Conscious use of biosimilars and generic alternatives was the most popular measure. In the survey, 89 percent of participants reported increasing their use of generic drugs, when available. Three-quarters had also invested in physician education around high-cost drugs, encouraging them to use generics and high-value therapeutic alternatives whenever possible. The same number deployed pharmacists to provide guidance on expensive drug use patterns and offer therapeutically equivalent alternatives.

Just over half (59 percent) used a generic auto substitute. Around the same number (55 percent) adopted and used biosimilar drugs when available — a number that will surely rise as biosimilars become more widespread.

On a macro level, two-thirds of those surveyed said they put extra emphasis on group purchasing organization contracts as a way to manage rising prices. Along the same lines, 73 percent had expanded their specialty and retail pharmacy services.

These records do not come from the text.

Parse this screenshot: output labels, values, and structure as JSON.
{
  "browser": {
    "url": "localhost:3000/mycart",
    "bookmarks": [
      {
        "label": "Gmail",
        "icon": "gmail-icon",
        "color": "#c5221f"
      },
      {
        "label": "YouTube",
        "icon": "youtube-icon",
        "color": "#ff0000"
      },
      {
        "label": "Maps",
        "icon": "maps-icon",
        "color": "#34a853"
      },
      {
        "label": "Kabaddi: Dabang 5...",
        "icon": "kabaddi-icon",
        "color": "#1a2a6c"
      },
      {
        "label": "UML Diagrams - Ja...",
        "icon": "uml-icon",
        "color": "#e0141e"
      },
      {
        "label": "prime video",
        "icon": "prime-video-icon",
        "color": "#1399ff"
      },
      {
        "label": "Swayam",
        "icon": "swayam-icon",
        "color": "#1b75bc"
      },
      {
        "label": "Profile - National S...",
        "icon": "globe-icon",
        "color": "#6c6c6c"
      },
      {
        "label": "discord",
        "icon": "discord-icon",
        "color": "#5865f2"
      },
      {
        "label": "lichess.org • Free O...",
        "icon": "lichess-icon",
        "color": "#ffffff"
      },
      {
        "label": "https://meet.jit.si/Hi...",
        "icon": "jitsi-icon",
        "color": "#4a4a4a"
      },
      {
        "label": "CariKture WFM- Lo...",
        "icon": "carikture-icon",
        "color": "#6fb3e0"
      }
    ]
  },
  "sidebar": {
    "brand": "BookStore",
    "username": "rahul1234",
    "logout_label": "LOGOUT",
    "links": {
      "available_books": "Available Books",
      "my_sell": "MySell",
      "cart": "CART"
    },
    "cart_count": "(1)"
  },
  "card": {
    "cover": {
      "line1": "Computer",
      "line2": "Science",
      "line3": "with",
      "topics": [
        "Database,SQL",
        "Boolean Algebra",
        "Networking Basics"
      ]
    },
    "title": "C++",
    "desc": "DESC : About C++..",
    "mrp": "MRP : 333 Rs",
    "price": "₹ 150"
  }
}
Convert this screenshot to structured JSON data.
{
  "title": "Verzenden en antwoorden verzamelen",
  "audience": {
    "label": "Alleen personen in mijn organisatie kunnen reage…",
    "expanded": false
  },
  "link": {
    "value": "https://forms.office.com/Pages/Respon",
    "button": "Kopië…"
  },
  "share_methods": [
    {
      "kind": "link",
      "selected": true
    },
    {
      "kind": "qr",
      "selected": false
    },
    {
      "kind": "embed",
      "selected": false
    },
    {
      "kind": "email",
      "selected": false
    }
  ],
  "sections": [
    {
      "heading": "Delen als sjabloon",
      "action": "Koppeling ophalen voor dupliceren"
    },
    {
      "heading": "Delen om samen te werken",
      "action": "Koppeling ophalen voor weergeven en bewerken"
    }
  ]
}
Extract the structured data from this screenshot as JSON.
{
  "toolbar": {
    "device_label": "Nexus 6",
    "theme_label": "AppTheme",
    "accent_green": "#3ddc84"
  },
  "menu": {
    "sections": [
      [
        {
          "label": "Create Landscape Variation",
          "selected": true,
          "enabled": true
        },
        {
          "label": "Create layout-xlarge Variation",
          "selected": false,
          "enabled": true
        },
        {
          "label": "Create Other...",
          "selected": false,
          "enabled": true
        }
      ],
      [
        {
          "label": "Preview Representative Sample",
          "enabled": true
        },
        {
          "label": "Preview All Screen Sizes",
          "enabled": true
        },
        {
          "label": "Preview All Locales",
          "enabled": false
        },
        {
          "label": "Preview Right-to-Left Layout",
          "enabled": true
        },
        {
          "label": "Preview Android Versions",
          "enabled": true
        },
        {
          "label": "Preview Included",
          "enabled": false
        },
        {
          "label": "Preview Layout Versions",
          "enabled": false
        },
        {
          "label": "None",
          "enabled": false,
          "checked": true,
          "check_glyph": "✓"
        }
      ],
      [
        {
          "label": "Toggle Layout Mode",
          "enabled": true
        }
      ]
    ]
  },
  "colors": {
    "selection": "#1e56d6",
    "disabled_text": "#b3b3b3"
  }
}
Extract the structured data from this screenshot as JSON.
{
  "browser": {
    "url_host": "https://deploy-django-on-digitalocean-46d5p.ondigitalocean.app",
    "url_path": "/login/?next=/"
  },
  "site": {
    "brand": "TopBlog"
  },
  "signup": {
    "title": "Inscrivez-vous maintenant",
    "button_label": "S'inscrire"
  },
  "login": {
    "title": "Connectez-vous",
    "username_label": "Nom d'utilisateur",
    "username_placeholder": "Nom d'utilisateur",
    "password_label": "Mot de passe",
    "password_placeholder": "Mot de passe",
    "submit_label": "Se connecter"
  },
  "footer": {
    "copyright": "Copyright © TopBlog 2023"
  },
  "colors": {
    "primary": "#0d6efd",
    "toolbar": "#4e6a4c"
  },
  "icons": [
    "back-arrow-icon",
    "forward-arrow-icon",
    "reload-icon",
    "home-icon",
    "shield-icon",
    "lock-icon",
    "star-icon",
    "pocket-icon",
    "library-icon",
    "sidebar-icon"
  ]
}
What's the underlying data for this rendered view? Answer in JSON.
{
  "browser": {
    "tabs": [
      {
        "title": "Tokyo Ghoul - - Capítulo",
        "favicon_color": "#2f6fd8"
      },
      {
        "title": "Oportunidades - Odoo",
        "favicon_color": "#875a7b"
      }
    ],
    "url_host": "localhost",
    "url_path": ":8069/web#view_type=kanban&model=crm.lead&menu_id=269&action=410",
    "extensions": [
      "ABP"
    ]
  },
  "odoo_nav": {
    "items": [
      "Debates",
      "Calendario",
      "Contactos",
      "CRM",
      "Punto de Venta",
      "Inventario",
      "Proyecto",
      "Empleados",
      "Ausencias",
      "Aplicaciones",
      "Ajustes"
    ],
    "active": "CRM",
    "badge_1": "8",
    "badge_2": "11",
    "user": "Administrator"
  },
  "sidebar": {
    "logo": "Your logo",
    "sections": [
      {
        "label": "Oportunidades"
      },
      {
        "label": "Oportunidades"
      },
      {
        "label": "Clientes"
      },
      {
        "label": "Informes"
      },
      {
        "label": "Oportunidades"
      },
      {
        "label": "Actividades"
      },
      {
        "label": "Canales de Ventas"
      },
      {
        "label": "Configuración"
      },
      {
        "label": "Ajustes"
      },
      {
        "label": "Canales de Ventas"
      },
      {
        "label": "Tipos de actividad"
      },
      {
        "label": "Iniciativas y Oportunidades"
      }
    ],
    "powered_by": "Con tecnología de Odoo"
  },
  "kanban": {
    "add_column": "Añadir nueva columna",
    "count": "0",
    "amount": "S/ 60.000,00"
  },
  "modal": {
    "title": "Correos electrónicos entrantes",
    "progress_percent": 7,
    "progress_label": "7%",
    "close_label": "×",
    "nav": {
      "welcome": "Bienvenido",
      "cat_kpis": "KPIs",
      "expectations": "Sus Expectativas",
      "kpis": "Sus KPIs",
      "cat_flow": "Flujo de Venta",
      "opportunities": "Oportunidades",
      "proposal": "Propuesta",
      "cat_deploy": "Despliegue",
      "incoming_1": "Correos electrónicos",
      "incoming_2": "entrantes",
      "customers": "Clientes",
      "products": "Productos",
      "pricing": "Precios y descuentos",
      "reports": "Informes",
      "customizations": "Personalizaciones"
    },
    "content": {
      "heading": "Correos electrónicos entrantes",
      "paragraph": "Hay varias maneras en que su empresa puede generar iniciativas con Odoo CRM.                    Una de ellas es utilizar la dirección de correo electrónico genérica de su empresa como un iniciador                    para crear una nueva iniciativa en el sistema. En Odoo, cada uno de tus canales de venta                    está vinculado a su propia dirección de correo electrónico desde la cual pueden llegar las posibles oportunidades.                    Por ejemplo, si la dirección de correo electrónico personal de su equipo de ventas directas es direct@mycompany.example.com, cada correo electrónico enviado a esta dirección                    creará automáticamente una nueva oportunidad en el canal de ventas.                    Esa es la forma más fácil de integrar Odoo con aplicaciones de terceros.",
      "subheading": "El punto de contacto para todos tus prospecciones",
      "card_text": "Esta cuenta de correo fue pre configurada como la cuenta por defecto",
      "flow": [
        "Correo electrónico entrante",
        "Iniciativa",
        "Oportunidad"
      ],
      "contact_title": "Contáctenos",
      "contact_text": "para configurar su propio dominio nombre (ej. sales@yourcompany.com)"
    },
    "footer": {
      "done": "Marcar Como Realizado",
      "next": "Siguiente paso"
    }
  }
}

Strategies and substitutions go a long way, but not far enough. Most health systems are directly tightening their belts. In the survey, 82 percent of C-suite leaders had intensified the tightening of their formulary. Premier also reported that 61 percent had expanded their use of restrictive drug prescribing protocols through electronic health record alerts.

The undercurrent with all these actions is the C-suite leaders’ outlook for the future.

“I think what most surprised us was the fact that almost all respondents expect fairly large increases in pharma spending (anywhere from 10-29 percent) over the next five years,” Alkire said. “With all the reimbursement cuts providers already are coping with, the rapid pace of price growth they expect is simply unsustainable for hospitals and health systems to manage.”

Only one respondent believes drug spending will decrease over the next five years.

At the end of the day, there are many factors out of a healthcare system’s control. Acknowledging that, Premier connected the survey results with its wider call for policymakers to act and to fix the flaws in the system “that enable drug monopolies and directly contribute to unsustainable pharmaceutical expenses.”

Update: This article was updated at 5:30 pm E.T. to include additional comments from Premier.